Kate Grenville's non-fiction meditation,
Unsettled, is one of the best books I've read this year. Grenville is well-known for her novels based on her family's history:
The Secret River,
Sarah Thornhill,
Restless Dolly Maunder. She's also written
Searching for the Secret River, which is an account of the research process she went through while writing the first of those novels.
Unsettled is a different kind of journey, though she often refers to that research and ancestral history. But this time, she's looking at the bigger picture -- not just the individuals of her family and the choices they made, but how those choices fitted into a broader colonial narrative.
Grenville takes a simple but effective structure, retracing various ancestors' movements, from that first settlement on the Hawkesbury, further and further out from Sydney, finishing with the farm where her own mother was brought up. Along the way, she reflects on the way 'settlement,' or more bluntly, stealing land from First Nations people, must have felt for both the colonists and the dispossessed. She brilliantly examines the way our language serves to obscure the reality of what happened -- how we speak of settlers 'taking up land', when we really mean 'taking land.' Squatters 'got' land, women 'were never left without a gun.' What horrors are those bland words hiding?
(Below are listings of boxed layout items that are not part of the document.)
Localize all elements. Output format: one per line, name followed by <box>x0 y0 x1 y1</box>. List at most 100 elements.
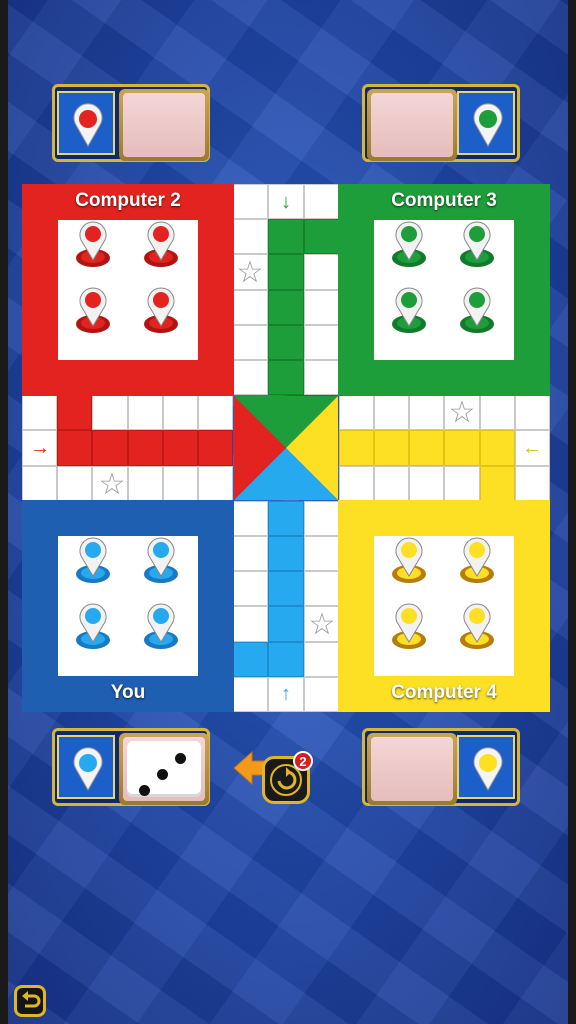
board-cell <box>233 184 269 220</box>
board-cell <box>233 676 269 712</box>
board-cell <box>268 254 304 290</box>
player-name-computer-2: Computer 2 <box>75 190 181 211</box>
board-cell <box>162 430 198 466</box>
board-cell <box>374 465 410 501</box>
blue-token[interactable] <box>142 602 180 650</box>
board-cell <box>409 430 445 466</box>
board-cell <box>303 184 339 220</box>
red-token[interactable] <box>142 286 180 334</box>
dice[interactable] <box>127 741 201 797</box>
board-cell <box>303 324 339 360</box>
green-pin-icon <box>473 103 503 147</box>
green-token[interactable] <box>458 286 496 334</box>
safe-star-icon: ☆ <box>236 255 264 289</box>
board-cell <box>409 395 445 431</box>
board-cell <box>303 219 339 255</box>
board-cell <box>338 465 374 501</box>
board-cell <box>233 360 269 396</box>
undo-button[interactable]: 2 <box>262 751 313 804</box>
board-cell <box>303 254 339 290</box>
yellow-token[interactable] <box>458 602 496 650</box>
blue-pin-icon <box>73 747 103 791</box>
board-cell <box>514 465 550 501</box>
player-color-box-blue <box>57 735 115 799</box>
board-cell <box>233 571 269 607</box>
safe-star-icon: ☆ <box>98 467 126 501</box>
board-cell <box>268 219 304 255</box>
board-cell <box>268 289 304 325</box>
board-cell <box>268 360 304 396</box>
player-name-computer-3: Computer 3 <box>391 190 497 211</box>
board-cell <box>127 465 163 501</box>
back-arrow-icon <box>22 991 41 1008</box>
board-cell <box>22 465 58 501</box>
player-name-you: You <box>110 682 146 703</box>
board-cell <box>303 500 339 536</box>
dice-slot-computer-2 <box>119 89 209 161</box>
board-cell <box>444 465 480 501</box>
safe-star-icon: ☆ <box>448 395 476 429</box>
board-cell <box>303 289 339 325</box>
board-cell <box>127 430 163 466</box>
blue-token[interactable] <box>142 536 180 584</box>
start-arrow-green-icon: ↓ <box>281 190 291 213</box>
board-cell <box>268 536 304 572</box>
dice-slot-computer-3 <box>367 89 457 161</box>
board-cell <box>479 465 515 501</box>
board-cell <box>338 430 374 466</box>
yellow-token[interactable] <box>390 536 428 584</box>
yellow-token[interactable] <box>390 602 428 650</box>
red-token[interactable] <box>142 220 180 268</box>
blue-token[interactable] <box>74 536 112 584</box>
back-button[interactable] <box>14 985 46 1017</box>
board-cell <box>338 395 374 431</box>
left-border <box>0 0 8 1024</box>
board-cell <box>268 324 304 360</box>
board-cell <box>233 500 269 536</box>
blue-token[interactable] <box>74 602 112 650</box>
board-cell <box>198 465 234 501</box>
green-token[interactable] <box>458 220 496 268</box>
red-token[interactable] <box>74 286 112 334</box>
board-cell <box>162 395 198 431</box>
player-panel-computer-4 <box>362 728 520 806</box>
board-cell <box>198 395 234 431</box>
board-cell <box>233 606 269 642</box>
start-arrow-red-icon: → <box>30 436 50 459</box>
player-color-box-red <box>57 91 115 155</box>
board-cell <box>303 571 339 607</box>
ludo-board: Computer 2 Computer 3 You Computer 4 → ↓… <box>22 184 550 712</box>
yellow-pin-icon <box>473 747 503 791</box>
board-cell <box>198 430 234 466</box>
right-border <box>568 0 576 1024</box>
red-pin-icon <box>73 103 103 147</box>
board-cell <box>444 430 480 466</box>
board-cell <box>233 324 269 360</box>
yard-green: Computer 3 <box>338 184 550 396</box>
player-color-box-yellow <box>457 735 515 799</box>
board-cell <box>92 395 128 431</box>
player-color-box-green <box>457 91 515 155</box>
green-token[interactable] <box>390 220 428 268</box>
board-cell <box>303 676 339 712</box>
board-cell <box>57 395 93 431</box>
player-panel-computer-2 <box>52 84 210 162</box>
safe-star-icon: ☆ <box>308 607 336 641</box>
dice-slot-you[interactable] <box>119 733 209 805</box>
yard-yellow: Computer 4 <box>338 500 550 712</box>
green-token[interactable] <box>390 286 428 334</box>
board-cell <box>233 536 269 572</box>
board-cell <box>57 465 93 501</box>
dice-pip <box>175 753 186 764</box>
start-arrow-yellow-icon: ← <box>522 436 542 459</box>
yellow-token[interactable] <box>458 536 496 584</box>
board-cell <box>268 606 304 642</box>
red-token[interactable] <box>74 220 112 268</box>
start-arrow-blue-icon: ↑ <box>281 682 291 705</box>
board-cell <box>22 395 58 431</box>
board-cell <box>57 430 93 466</box>
board-cell <box>303 641 339 677</box>
board-cell <box>233 641 269 677</box>
dice-slot-computer-4 <box>367 733 457 805</box>
board-cell <box>233 219 269 255</box>
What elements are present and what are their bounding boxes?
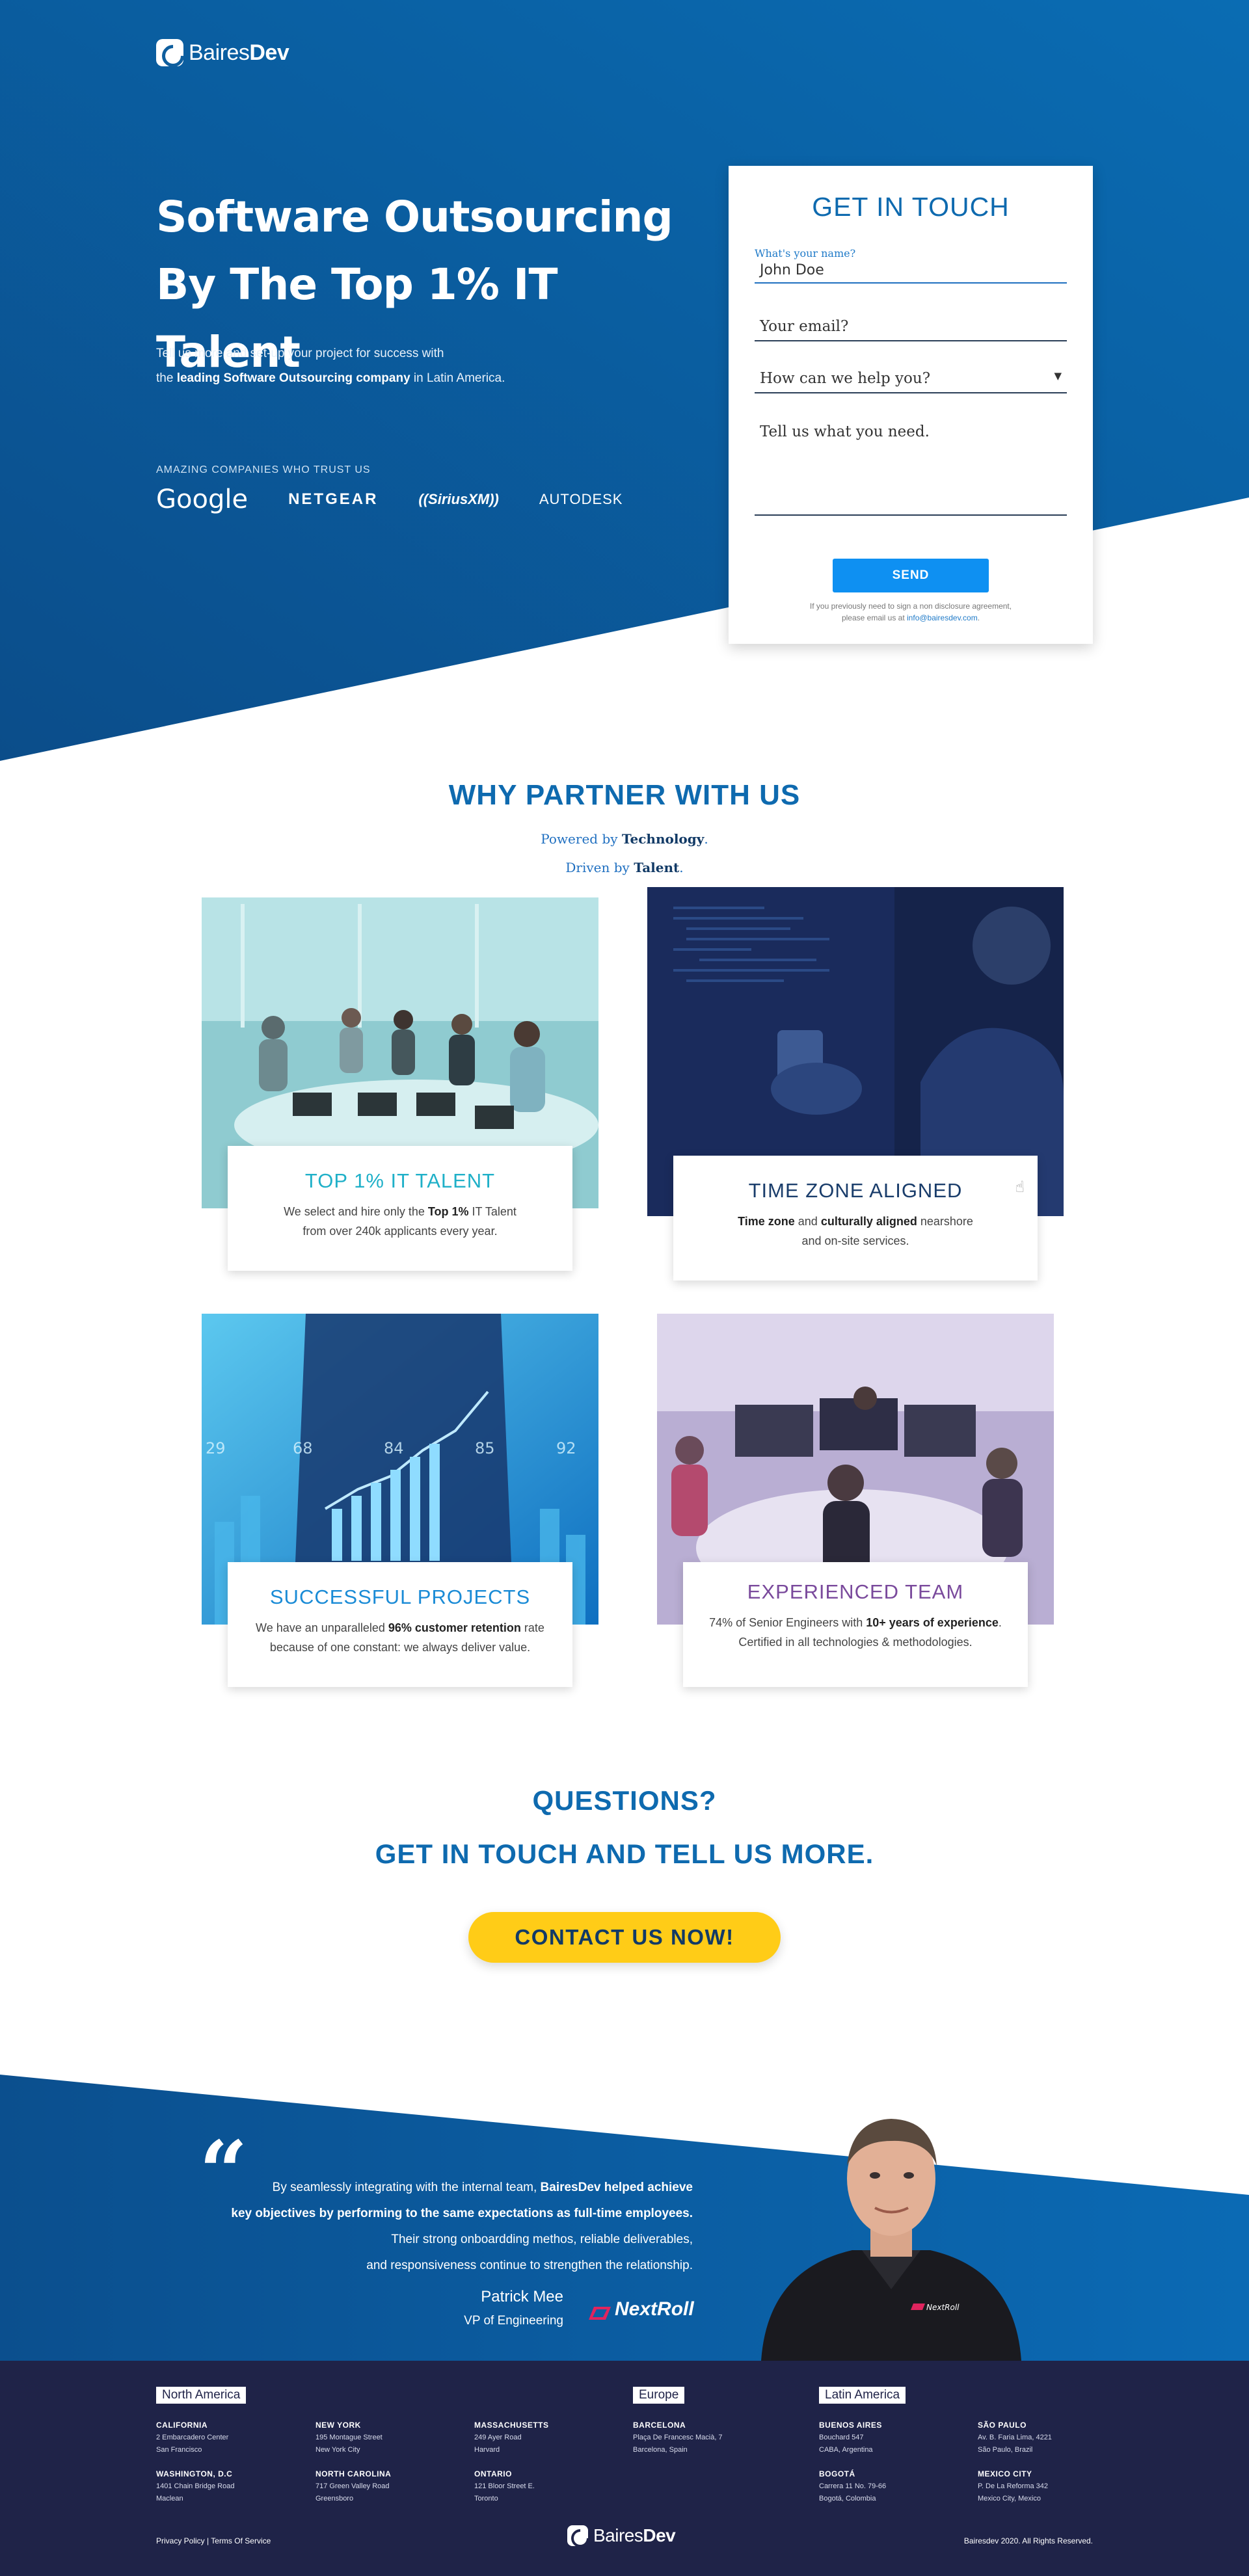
siriusxm-logo: ((SiriusXM))	[418, 491, 499, 507]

There are plenty of challenging ideas here, but Grenville leads us through the landscape and her own thoughts gently but firmly, never allowing us to turn away completely, while acknowledging the strong urge to hide from the truth that has gripped our nation from its beginnings. She ends on a hopeful note, visiting the memorial to the Myall Creek massacre, the only occasion when white men were hanged for the murder of Aboriginal people -- a memorial that was constructed after local inhabitants, Black and white, sat down together to commemorate their shared, painful history.
Unsettled would be a perfect book to give to someone just learning about Australian history, or someone who grew up when we weren't taught the truth. It is confronting, but it's not sanctimonious or preachy, and it's engagingly easy to read; we travel beside Grenville as she works through her own feelings and thoughts. Yes, it's written from a white person's point of view, but as a first hand struggle with accepting and sitting with our shameful past, it's intimate, valuable and powerful.